Black Dove, White Raven

Written by Elizabeth Wein
Review by Kristen Hannum

Emilia’s and Teo’s mothers were stunt pilots, flying in 1920s airshows across America despite the Jim Crow laws that made it difficult for the mixed-race duo to travel and work together. When a bird flies into their plane’s propeller and Teo’s mother is killed, Emilia’s mother becomes Momma to both children. She keeps alive Teo’s mother’s dream of going to Ethiopia, Teo’s father’s homeland. By the time Momma gets them to Ethiopia in the mid-1930s, the Italians are shaping plans to invade, and the prospect of war threatens to turn their dream into a nightmare.

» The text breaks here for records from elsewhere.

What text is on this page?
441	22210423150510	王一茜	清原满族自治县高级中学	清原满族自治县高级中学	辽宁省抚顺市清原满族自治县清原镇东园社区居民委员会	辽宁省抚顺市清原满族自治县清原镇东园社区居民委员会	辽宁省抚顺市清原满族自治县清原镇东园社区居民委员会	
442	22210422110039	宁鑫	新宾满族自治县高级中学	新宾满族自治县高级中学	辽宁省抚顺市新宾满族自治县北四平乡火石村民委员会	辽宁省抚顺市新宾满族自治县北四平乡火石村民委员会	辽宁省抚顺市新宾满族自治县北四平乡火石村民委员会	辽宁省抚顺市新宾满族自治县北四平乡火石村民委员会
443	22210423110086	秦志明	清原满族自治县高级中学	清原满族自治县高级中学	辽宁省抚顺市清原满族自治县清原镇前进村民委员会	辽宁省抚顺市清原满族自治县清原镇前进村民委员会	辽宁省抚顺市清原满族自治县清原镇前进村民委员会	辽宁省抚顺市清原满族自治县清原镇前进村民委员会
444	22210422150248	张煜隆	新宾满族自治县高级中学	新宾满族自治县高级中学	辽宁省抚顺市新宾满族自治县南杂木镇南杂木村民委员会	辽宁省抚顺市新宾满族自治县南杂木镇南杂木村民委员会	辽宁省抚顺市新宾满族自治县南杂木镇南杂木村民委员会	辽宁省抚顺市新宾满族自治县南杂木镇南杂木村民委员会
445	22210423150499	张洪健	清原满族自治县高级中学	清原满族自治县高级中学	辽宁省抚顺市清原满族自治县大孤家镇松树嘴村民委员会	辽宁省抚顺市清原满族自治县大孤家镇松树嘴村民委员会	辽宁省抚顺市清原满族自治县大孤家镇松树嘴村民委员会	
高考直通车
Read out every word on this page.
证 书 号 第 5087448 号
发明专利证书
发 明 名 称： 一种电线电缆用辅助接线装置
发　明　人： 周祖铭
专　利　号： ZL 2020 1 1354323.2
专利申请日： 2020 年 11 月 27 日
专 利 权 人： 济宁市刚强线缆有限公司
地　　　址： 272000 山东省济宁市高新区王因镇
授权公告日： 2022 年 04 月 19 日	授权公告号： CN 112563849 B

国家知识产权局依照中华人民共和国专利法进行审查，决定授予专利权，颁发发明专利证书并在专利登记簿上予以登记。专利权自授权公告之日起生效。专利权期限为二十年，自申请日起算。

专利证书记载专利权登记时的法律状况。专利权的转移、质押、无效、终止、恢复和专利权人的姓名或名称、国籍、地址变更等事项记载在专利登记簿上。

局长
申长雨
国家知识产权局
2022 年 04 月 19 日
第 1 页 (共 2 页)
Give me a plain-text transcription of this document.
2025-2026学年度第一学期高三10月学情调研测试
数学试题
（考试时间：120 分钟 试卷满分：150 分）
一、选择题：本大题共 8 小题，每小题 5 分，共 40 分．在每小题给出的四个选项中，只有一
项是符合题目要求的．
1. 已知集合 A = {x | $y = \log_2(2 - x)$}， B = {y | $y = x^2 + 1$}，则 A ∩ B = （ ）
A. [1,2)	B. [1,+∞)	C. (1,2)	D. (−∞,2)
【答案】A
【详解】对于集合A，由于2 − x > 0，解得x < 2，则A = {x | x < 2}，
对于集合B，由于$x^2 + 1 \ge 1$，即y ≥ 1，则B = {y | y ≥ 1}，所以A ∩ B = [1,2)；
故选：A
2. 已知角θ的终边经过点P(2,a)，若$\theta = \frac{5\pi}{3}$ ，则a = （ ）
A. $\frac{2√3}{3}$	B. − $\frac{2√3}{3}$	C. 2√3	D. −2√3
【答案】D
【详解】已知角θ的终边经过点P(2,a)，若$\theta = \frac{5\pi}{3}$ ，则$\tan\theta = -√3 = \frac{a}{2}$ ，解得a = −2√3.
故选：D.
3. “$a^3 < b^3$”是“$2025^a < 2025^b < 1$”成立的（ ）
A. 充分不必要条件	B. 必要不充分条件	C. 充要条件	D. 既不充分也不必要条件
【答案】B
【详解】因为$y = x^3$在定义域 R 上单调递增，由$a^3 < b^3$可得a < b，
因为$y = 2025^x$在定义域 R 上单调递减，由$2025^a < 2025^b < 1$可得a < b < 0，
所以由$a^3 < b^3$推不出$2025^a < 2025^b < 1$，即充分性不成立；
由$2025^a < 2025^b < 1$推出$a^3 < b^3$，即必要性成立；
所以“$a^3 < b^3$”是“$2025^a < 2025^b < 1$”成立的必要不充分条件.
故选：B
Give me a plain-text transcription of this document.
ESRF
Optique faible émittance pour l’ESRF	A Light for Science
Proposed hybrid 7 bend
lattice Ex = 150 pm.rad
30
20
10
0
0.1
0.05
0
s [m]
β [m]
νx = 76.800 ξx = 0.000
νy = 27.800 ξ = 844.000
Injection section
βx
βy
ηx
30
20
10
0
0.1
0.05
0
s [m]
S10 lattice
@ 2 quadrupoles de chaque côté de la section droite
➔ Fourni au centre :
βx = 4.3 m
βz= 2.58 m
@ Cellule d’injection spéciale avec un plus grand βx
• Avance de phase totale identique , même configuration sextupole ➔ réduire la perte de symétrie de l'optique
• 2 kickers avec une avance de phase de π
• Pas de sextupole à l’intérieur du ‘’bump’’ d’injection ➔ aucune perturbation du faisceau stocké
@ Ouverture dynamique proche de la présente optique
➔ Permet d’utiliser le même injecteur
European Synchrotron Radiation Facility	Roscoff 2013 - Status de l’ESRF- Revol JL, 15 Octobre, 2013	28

This young adult novel is an insightful and memorable visit to a racist 1930s America and a fast-developing yet, in some ways, medieval Ethiopia. Teo and Emilia are winning characters who are easy to care about, and Momma (like the other adult characters) is more flawed – yet also brave and appealing. Wein tells her story, with its suspense and unexpected twists, through flight logs, letters, notes passed between Teo and Emilia, and classroom assignments, all written by the two siblings over the course of their early adolescence. This epistolary style told me what had happened but didn’t allow me to see Ethiopia through the characters’ eyes. I kept wishing someone would make the book into a movie so I could actually walk – and fly – alongside Teo and Emilia.